BR V2-92 Black Steel
Drugi z modeli to propozycja nieco bardziej sportowa. Tę samą tarczę i wskazówki umieszczono tym razem w większej, 41mm kopercie z obrotowym bezelem. Jego wkładka z 60-minutową skalą została wykonana z czarnego, anodyzowanego aluminium. W stosunku do poprzednika, tu Bell&Ross zastosował nieco bardziej wyprofilowane uszy (dzięki czemu zegarek lepiej oplecie nadgarstek) oraz ochronę dokręcanej koronki.
BR V2-92 dostępny będzie na skórzanym pasku lub stalowej bransolecie. W pierwszym przypadku to wydatek 2.900USD (~11.450PLN), w drugim 3.200USD (~12.650PLN).

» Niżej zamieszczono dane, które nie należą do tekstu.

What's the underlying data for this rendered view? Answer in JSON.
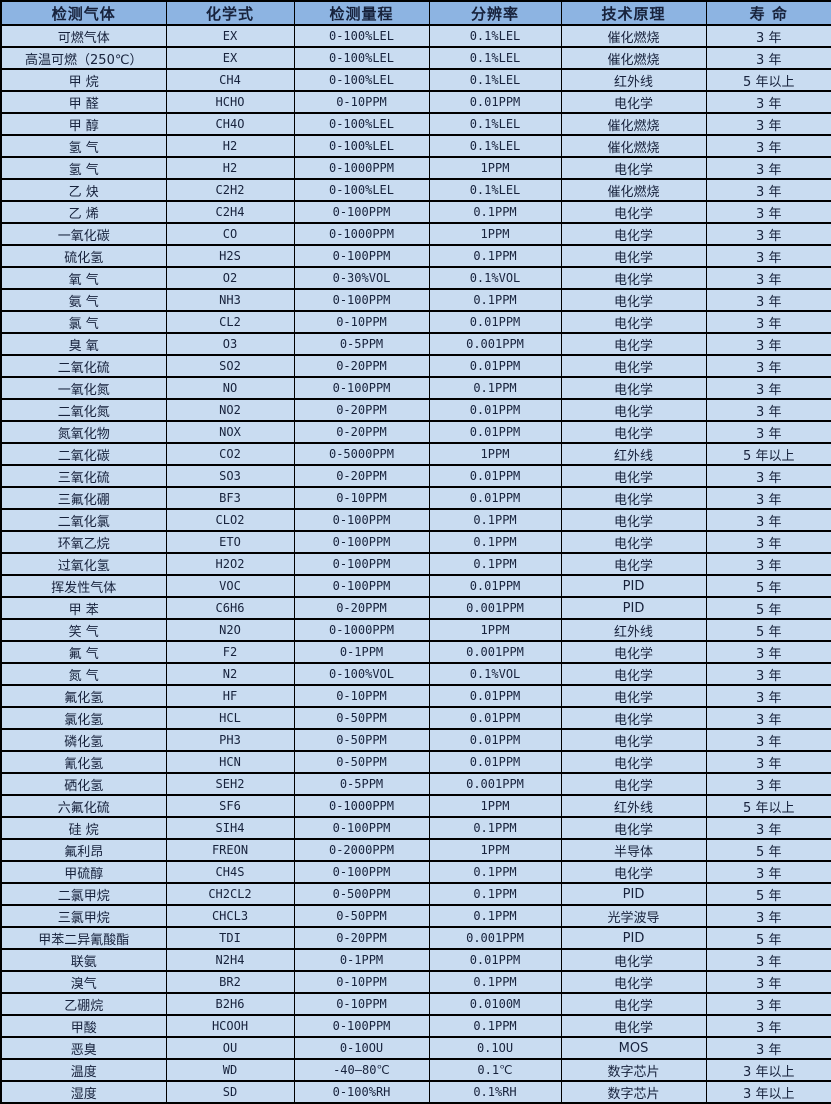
{
  "table": {
    "headers": [
      "检测气体",
      "化学式",
      "检测量程",
      "分辨率",
      "技术原理",
      "寿 命"
    ],
    "column_keys": [
      "gas-name",
      "chemical-formula",
      "detection-range",
      "resolution",
      "technology-principle",
      "lifespan"
    ],
    "rows": [
      [
        "可燃气体",
        "EX",
        "0-100%LEL",
        "0.1%LEL",
        "催化燃烧",
        "3 年"
      ],
      [
        "高温可燃（250℃）",
        "EX",
        "0-100%LEL",
        "0.1%LEL",
        "催化燃烧",
        "3 年"
      ],
      [
        "甲 烷",
        "CH4",
        "0-100%LEL",
        "0.1%LEL",
        "红外线",
        "5 年以上"
      ],
      [
        "甲 醛",
        "HCHO",
        "0-10PPM",
        "0.01PPM",
        "电化学",
        "3 年"
      ],
      [
        "甲 醇",
        "CH4O",
        "0-100%LEL",
        "0.1%LEL",
        "催化燃烧",
        "3 年"
      ],
      [
        "氢 气",
        "H2",
        "0-100%LEL",
        "0.1%LEL",
        "催化燃烧",
        "3 年"
      ],
      [
        "氢 气",
        "H2",
        "0-1000PPM",
        "1PPM",
        "电化学",
        "3 年"
      ],
      [
        "乙 炔",
        "C2H2",
        "0-100%LEL",
        "0.1%LEL",
        "催化燃烧",
        "3 年"
      ],
      [
        "乙 烯",
        "C2H4",
        "0-100PPM",
        "0.1PPM",
        "电化学",
        "3 年"
      ],
      [
        "一氧化碳",
        "CO",
        "0-1000PPM",
        "1PPM",
        "电化学",
        "3 年"
      ],
      [
        "硫化氢",
        "H2S",
        "0-100PPM",
        "0.1PPM",
        "电化学",
        "3 年"
      ],
      [
        "氧 气",
        "O2",
        "0-30%VOL",
        "0.1%VOL",
        "电化学",
        "3 年"
      ],
      [
        "氨 气",
        "NH3",
        "0-100PPM",
        "0.1PPM",
        "电化学",
        "3 年"
      ],
      [
        "氯 气",
        "CL2",
        "0-10PPM",
        "0.01PPM",
        "电化学",
        "3 年"
      ],
      [
        "臭 氧",
        "O3",
        "0-5PPM",
        "0.001PPM",
        "电化学",
        "3 年"
      ],
      [
        "二氧化硫",
        "SO2",
        "0-20PPM",
        "0.01PPM",
        "电化学",
        "3 年"
      ],
      [
        "一氧化氮",
        "NO",
        "0-100PPM",
        "0.1PPM",
        "电化学",
        "3 年"
      ],
      [
        "二氧化氮",
        "NO2",
        "0-20PPM",
        "0.01PPM",
        "电化学",
        "3 年"
      ],
      [
        "氮氧化物",
        "NOX",
        "0-20PPM",
        "0.01PPM",
        "电化学",
        "3 年"
      ],
      [
        "二氧化碳",
        "CO2",
        "0-5000PPM",
        "1PPM",
        "红外线",
        "5 年以上"
      ],
      [
        "三氧化硫",
        "SO3",
        "0-20PPM",
        "0.01PPM",
        "电化学",
        "3 年"
      ],
      [
        "三氟化硼",
        "BF3",
        "0-10PPM",
        "0.01PPM",
        "电化学",
        "3 年"
      ],
      [
        "二氧化氯",
        "CLO2",
        "0-100PPM",
        "0.1PPM",
        "电化学",
        "3 年"
      ],
      [
        "环氧乙烷",
        "ETO",
        "0-100PPM",
        "0.1PPM",
        "电化学",
        "3 年"
      ],
      [
        "过氧化氢",
        "H2O2",
        "0-100PPM",
        "0.1PPM",
        "电化学",
        "3 年"
      ],
      [
        "挥发性气体",
        "VOC",
        "0-100PPM",
        "0.01PPM",
        "PID",
        "5 年"
      ],
      [
        "甲 苯",
        "C6H6",
        "0-20PPM",
        "0.001PPM",
        "PID",
        "5 年"
      ],
      [
        "笑 气",
        "N2O",
        "0-1000PPM",
        "1PPM",
        "红外线",
        "5 年"
      ],
      [
        "氟 气",
        "F2",
        "0-1PPM",
        "0.001PPM",
        "电化学",
        "3 年"
      ],
      [
        "氮 气",
        "N2",
        "0-100%VOL",
        "0.1%VOL",
        "电化学",
        "3 年"
      ],
      [
        "氟化氢",
        "HF",
        "0-10PPM",
        "0.01PPM",
        "电化学",
        "3 年"
      ],
      [
        "氯化氢",
        "HCL",
        "0-50PPM",
        "0.01PPM",
        "电化学",
        "3 年"
      ],
      [
        "磷化氢",
        "PH3",
        "0-50PPM",
        "0.01PPM",
        "电化学",
        "3 年"
      ],
      [
        "氰化氢",
        "HCN",
        "0-50PPM",
        "0.01PPM",
        "电化学",
        "3 年"
      ],
      [
        "硒化氢",
        "SEH2",
        "0-5PPM",
        "0.001PPM",
        "电化学",
        "3 年"
      ],
      [
        "六氟化硫",
        "SF6",
        "0-1000PPM",
        "1PPM",
        "红外线",
        "5 年以上"
      ],
      [
        "硅 烷",
        "SIH4",
        "0-100PPM",
        "0.1PPM",
        "电化学",
        "3 年"
      ],
      [
        "氟利昂",
        "FREON",
        "0-2000PPM",
        "1PPM",
        "半导体",
        "5 年"
      ],
      [
        "甲硫醇",
        "CH4S",
        "0-100PPM",
        "0.1PPM",
        "电化学",
        "3 年"
      ],
      [
        "二氯甲烷",
        "CH2CL2",
        "0-500PPM",
        "0.1PPM",
        "PID",
        "5 年"
      ],
      [
        "三氯甲烷",
        "CHCL3",
        "0-50PPM",
        "0.1PPM",
        "光学波导",
        "3 年"
      ],
      [
        "甲苯二异氰酸酯",
        "TDI",
        "0-20PPM",
        "0.001PPM",
        "PID",
        "5 年"
      ],
      [
        "联氨",
        "N2H4",
        "0-1PPM",
        "0.01PPM",
        "电化学",
        "3 年"
      ],
      [
        "溴气",
        "BR2",
        "0-10PPM",
        "0.1PPM",
        "电化学",
        "3 年"
      ],
      [
        "乙硼烷",
        "B2H6",
        "0-10PPM",
        "0.0100M",
        "电化学",
        "3 年"
      ],
      [
        "甲酸",
        "HCOOH",
        "0-100PPM",
        "0.1PPM",
        "电化学",
        "3 年"
      ],
      [
        "恶臭",
        "OU",
        "0-10OU",
        "0.1OU",
        "MOS",
        "3 年"
      ],
      [
        "温度",
        "WD",
        "-40—80℃",
        "0.1℃",
        "数字芯片",
        "3 年以上"
      ],
      [
        "湿度",
        "SD",
        "0-100%RH",
        "0.1%RH",
        "数字芯片",
        "3 年以上"
      ]
    ]
  },
  "colors": {
    "header_bg": "#8DB4E2",
    "row_bg": "#C9DCF1",
    "border": "#000000",
    "text": "#17223C"
  }
}
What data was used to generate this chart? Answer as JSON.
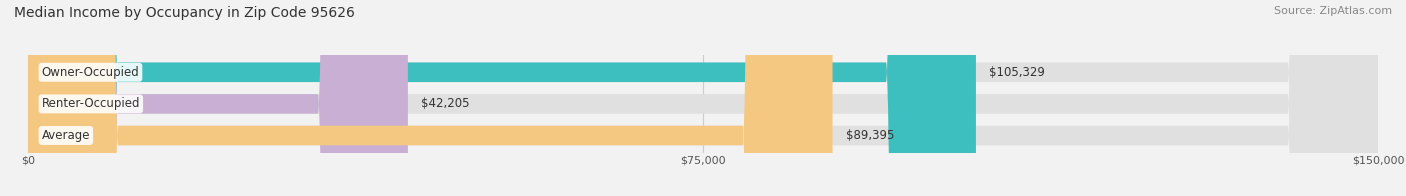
{
  "title": "Median Income by Occupancy in Zip Code 95626",
  "source": "Source: ZipAtlas.com",
  "categories": [
    "Owner-Occupied",
    "Renter-Occupied",
    "Average"
  ],
  "values": [
    105329,
    42205,
    89395
  ],
  "bar_colors": [
    "#3dbfbf",
    "#c9afd4",
    "#f5c882"
  ],
  "value_labels": [
    "$105,329",
    "$42,205",
    "$89,395"
  ],
  "x_ticks": [
    0,
    75000,
    150000
  ],
  "x_tick_labels": [
    "$0",
    "$75,000",
    "$150,000"
  ],
  "xlim": [
    0,
    150000
  ],
  "background_color": "#f2f2f2",
  "bar_bg_color": "#e0e0e0",
  "title_fontsize": 10,
  "source_fontsize": 8,
  "label_fontsize": 8.5,
  "value_fontsize": 8.5
}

BR V2-94 Black Steel Chronograph
Ostatni z zegarków to 41mm chronograf w układzie tarczek 3-9 (mała sekunda i licznik 30-minutowy). Prócz ochrony koronki Bell&Ross w swoim stoperze zastosował dokręcane przyciski oraz wkładkę bezela ze skalą tachymetru. Podobnie jak w BR V2-92, tak i tu przewidziano wariant na pasku lub bransolecie. Mechanicznie, model BR V2-94 zasili automatyczny kaliber BR-CAL.301 (ETA 2894-2) z 42-godzinną rezerwą chodu. To chyba najbardziej kontrowersyjny zegarek z całej trójki. Z jednej strony świetny, czytelny projekt (o co w chronografach nie jest łatwo), z drugiej – gdy patrzę na tarczę, trudno mi oprzeć się wrażeniu, że gdzieś już ten zegarek widziałem…
Cena za wersję na pasku to 4.300USD (~17.000PLN). Do bransolety trzeba dopłacić 300USD (~1200PLN).